Getting Started

Introduction

Turn PDFs, Word docs, spreadsheets, and more into clean Markdown, built for Laravel.

use ParseForArtisans\Facades\Parse;

$parse = Parse::file('contract.pdf')->for($document)->parse();
$parse->status();  // 'pending', 'completed'

The result arrives via a Laravel event when it's ready. ->for($model) ties the job to one of your records, so the event hands that record straight back, with no ids to track. The SDK publishes a listener that you can customize

// app/Listeners/HandleParsedDocument.php:
use ParseForArtisans\Events\ParseCompleted;

class HandleParsedDocument
{
    // This event fires when parsing is finished
    public function handle(ParseCompleted $event): void
    {
        $document = $event->request->parsable;        // the model you passed to ->for()
        $document->update(['markdown' => $event->request->markdown()]);
        // ...store it, index it, send it to an LLM
    }
}

How it works

  1. ->parse() hands us the job and returns a ParseRequest handle right away.
  2. We parse the document and write the Markdown straight to your bucket (or our managed dev bucket if you haven't set one up).
  3. We ping a webhook and you get a ParseCompleted Laravel event.
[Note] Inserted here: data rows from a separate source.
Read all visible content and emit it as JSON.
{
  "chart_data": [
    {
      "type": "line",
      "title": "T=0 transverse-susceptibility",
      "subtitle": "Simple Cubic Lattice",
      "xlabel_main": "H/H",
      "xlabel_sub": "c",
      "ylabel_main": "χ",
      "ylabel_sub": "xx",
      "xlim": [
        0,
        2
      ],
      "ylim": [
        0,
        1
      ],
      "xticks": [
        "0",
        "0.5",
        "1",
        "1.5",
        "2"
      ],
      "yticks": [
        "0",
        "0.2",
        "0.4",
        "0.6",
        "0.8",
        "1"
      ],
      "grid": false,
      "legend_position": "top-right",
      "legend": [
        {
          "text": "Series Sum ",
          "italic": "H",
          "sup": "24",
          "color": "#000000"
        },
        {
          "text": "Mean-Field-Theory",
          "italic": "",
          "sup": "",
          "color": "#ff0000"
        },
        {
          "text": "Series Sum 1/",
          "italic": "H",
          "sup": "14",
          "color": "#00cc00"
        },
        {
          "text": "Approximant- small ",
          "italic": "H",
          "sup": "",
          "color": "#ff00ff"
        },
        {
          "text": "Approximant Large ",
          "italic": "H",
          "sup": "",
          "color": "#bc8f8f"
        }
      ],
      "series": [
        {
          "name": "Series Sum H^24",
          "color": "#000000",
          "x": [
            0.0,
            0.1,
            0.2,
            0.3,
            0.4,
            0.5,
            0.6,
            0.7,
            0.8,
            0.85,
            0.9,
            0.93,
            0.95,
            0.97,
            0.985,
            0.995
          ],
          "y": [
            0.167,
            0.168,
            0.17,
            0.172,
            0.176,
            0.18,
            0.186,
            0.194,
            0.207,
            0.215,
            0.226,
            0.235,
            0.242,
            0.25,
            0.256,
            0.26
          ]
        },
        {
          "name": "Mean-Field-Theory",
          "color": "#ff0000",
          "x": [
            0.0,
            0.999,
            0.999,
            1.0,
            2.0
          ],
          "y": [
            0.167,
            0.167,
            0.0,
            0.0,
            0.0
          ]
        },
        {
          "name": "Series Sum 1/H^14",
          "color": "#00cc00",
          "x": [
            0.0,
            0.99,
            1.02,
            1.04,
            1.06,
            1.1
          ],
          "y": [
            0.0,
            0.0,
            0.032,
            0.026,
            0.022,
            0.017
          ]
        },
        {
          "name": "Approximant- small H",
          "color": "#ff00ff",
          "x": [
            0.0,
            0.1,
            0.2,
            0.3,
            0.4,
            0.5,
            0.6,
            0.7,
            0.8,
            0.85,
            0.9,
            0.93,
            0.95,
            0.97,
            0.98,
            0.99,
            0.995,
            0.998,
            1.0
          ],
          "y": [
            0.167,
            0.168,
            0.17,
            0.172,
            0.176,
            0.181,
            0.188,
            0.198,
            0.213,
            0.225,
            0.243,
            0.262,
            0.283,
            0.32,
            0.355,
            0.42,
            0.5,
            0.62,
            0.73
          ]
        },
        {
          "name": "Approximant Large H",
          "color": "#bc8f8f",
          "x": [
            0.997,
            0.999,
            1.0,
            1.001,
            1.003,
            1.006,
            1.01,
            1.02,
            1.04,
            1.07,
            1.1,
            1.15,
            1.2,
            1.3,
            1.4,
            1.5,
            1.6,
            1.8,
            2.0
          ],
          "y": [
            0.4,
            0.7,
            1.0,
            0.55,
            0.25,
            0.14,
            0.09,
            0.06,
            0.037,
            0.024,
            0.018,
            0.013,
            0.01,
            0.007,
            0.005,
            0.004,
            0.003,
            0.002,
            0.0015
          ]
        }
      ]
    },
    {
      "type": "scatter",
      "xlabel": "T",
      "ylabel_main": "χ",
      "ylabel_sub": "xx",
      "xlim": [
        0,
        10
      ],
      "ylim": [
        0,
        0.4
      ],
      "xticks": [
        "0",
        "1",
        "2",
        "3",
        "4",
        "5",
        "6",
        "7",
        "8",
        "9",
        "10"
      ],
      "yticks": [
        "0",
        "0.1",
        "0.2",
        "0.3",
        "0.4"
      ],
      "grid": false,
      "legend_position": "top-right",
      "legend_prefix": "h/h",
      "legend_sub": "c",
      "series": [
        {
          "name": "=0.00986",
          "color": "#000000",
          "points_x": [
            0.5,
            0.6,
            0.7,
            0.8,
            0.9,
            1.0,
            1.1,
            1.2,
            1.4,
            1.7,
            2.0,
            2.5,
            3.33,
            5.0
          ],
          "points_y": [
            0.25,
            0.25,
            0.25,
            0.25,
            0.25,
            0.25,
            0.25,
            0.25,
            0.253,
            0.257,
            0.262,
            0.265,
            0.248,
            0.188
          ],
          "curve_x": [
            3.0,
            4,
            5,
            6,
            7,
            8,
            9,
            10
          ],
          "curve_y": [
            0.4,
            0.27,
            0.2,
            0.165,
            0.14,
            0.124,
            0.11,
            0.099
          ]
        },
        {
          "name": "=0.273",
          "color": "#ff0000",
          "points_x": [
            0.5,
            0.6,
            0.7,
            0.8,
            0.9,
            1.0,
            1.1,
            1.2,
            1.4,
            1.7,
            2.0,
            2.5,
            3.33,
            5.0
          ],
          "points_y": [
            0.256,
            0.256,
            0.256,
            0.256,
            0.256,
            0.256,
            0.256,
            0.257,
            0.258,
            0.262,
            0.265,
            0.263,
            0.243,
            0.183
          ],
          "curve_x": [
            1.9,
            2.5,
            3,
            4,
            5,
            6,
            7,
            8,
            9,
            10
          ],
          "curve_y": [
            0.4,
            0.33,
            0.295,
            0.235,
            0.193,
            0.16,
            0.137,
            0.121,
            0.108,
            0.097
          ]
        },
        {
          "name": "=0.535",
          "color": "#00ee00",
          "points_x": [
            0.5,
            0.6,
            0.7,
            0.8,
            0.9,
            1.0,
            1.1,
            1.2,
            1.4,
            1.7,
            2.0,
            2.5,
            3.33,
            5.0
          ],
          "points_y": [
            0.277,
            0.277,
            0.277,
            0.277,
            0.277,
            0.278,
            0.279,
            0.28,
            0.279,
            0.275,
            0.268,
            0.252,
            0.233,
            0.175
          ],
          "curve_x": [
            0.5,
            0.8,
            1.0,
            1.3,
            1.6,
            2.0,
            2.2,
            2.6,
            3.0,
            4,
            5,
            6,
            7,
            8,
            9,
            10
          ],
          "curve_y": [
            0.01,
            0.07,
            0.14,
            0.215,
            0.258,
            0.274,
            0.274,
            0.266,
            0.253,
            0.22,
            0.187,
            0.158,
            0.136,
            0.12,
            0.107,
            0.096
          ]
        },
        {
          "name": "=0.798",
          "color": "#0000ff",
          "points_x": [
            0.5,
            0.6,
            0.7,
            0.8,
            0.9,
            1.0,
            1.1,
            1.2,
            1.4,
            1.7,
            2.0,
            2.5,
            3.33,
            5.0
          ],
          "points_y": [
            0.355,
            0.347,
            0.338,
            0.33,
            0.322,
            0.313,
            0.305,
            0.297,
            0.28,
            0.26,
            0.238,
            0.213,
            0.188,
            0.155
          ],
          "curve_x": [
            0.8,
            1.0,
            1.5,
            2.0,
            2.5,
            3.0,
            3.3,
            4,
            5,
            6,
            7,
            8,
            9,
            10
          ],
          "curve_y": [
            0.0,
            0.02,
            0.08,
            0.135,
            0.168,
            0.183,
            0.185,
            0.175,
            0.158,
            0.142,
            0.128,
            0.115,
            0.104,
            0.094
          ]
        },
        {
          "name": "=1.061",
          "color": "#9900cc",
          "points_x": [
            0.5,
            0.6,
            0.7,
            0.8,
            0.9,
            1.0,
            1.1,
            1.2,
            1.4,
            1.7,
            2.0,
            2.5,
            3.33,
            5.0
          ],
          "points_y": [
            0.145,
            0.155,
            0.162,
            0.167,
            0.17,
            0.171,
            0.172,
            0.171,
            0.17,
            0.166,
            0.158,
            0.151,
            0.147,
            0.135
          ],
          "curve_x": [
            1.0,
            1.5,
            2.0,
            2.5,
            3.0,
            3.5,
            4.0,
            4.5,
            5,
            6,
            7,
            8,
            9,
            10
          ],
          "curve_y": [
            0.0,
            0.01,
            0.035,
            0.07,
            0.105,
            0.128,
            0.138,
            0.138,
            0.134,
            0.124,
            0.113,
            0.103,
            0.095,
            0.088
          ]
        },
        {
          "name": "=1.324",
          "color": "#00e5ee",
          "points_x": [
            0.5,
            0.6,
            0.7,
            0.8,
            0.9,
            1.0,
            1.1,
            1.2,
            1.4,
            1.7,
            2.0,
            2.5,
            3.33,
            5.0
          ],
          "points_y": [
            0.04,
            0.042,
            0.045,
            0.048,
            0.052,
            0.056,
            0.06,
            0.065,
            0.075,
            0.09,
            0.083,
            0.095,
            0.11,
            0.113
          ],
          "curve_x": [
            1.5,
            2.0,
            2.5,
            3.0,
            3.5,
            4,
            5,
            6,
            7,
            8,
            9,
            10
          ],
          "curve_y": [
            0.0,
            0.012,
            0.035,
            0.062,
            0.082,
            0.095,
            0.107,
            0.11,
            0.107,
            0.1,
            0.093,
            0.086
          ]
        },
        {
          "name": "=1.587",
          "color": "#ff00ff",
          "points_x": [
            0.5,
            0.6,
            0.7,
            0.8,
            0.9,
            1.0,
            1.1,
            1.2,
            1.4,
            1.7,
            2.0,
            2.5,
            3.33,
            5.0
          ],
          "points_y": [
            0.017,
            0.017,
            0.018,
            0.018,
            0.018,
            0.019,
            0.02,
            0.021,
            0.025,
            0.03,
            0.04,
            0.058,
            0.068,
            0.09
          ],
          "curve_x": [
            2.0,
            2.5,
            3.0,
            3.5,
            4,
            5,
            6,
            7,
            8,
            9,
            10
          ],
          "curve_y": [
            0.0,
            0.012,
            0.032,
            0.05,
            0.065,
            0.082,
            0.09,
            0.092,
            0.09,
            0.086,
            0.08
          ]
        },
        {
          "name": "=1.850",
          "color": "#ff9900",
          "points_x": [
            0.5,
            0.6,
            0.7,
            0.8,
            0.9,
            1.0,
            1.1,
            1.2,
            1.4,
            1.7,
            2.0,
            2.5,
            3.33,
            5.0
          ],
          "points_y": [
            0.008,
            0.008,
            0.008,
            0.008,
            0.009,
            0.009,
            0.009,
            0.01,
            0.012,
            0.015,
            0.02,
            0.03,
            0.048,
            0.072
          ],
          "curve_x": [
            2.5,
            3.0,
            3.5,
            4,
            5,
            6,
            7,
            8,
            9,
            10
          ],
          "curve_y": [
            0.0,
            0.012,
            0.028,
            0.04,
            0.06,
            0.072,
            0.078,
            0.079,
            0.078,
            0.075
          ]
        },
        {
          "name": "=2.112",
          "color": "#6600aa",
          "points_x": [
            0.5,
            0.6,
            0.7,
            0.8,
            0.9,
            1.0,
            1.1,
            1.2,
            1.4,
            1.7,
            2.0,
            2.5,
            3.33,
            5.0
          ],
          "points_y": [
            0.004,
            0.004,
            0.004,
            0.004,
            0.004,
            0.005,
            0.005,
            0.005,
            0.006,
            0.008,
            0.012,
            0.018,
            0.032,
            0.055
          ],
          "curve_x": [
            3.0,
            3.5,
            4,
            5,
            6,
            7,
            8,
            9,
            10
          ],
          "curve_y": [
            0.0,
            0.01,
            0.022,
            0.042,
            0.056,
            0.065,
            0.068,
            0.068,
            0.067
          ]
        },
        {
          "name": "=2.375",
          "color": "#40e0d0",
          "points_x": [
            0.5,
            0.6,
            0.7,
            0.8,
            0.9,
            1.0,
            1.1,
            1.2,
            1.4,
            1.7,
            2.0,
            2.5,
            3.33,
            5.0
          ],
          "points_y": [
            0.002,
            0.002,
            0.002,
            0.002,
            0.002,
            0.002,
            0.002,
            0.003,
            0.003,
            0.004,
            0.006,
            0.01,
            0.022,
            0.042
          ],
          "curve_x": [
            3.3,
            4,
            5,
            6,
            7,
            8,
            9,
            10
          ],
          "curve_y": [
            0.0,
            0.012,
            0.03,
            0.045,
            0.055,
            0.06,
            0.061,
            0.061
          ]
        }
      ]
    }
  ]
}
The Markdown is already ready.

Our SDK handles webhooks, secrets, presigned URLs.

For local development, if you're running a queue (composer dev works) it will just work. No need to set up webhook endpoints etc.


What it supports

You call ->parse() on the file; we detect the type and route it for you, with nothing to configure per format:

  • PDF (with automatic OCR for scanned files)
  • Word (.docx, .doc)
  • PowerPoint (.pptx, .ppt)
  • Spreadsheet (.xlsx, .xls, .csv)
  • Email (.eml, .msg)

See Supported formats for the full list, what each produces, and the parsing features (multi-column layouts, tables, frontmatter, page ranges, and more).